Überlebenskampf einer Branche

Seit 16. Dezember haben die Friseure geschlossen. Doch viele Fußballer und Fernstehstars sind nach wie vor bestens frisiert. „Wie kann das sein?“  fragt Boris Aierstock, Obermeister der Friseurinnung Biberach. „War nicht die Rede von Solidarität und Zusammenhalt?“ Auch sonst hat er  SPD-Landtagskandidat Klaus Käppeler einiges zu berichten: von Existenzängsten und dem Überlebenskampf einer ganzen Branche.

Sicherlich: Promis, die sich privat die Haare schneiden lassen, erscheinen auf den ersten Blick wie ein Nebenschauplatz für eine Branche, in der derzeit viele ums Überleben kämpfen. Doch für Boris Aierstock, Obermeister der Friseurinnung Biberach mit jeweils einem Salon in Biberach und Zwiefalten, ist es weit mehr als das: „Fußballer und andere Stars haben doch auch eine Vorbildfunktion“, betont er. Daher ist es für ihn keineswegs  ein Kavaliersdelikt, wenn sich Menschen, die in der Öffentlichkeit stehen, nicht an die Verordnungen halten. „Die machen ganz offensichtlich etwas Illegales und das hat auch Symbolcharakter.“ Von Friseuren und anderen Branchen im Lockdown wird Solidarität erwartet. Doch viele andere sind  nicht bereit, diese zu erbringen.

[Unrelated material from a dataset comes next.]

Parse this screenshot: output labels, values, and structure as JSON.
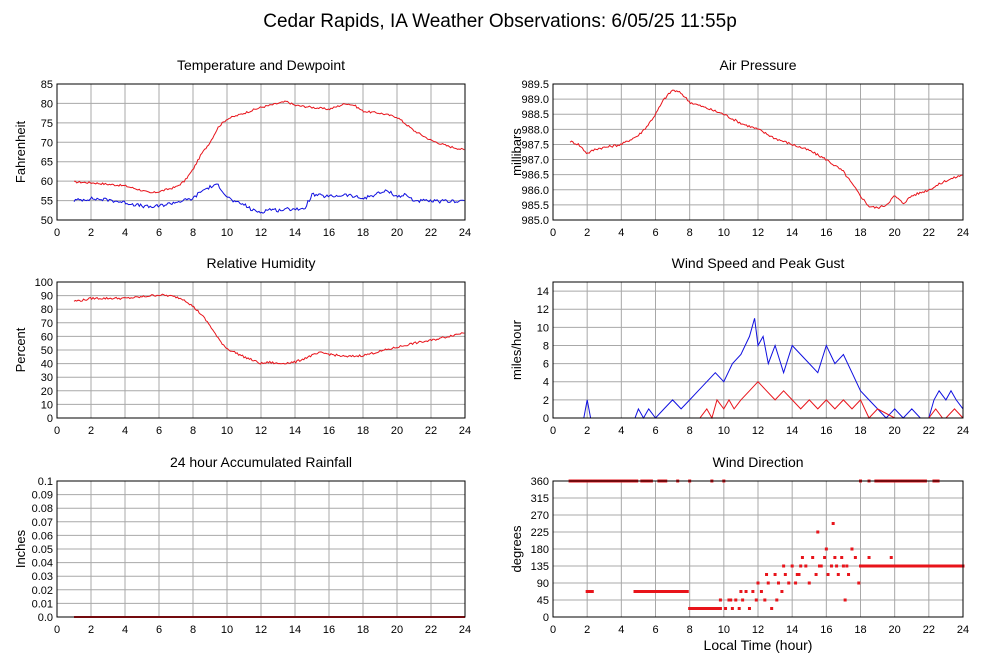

 Die Friseursalons setzen seit Beginn der Pandemie Hygieneregeln um, sie haben beispielsweise in neue Trennscheiben investiert, haben Arbeitsplätze abgebaut, um Abstände zu halten und immer wieder desinfiziert. Vor einem erneuten Lockdown hat sie dies nicht bewahrt. Auch wenn es kaum nachgewiesen Infektionen gab, wie Aierstock betont. Er freut sich, dass trotzdem viele Kunden durchhalten, ohne sich illegal einen neuen Haarschnitt zu besorgen.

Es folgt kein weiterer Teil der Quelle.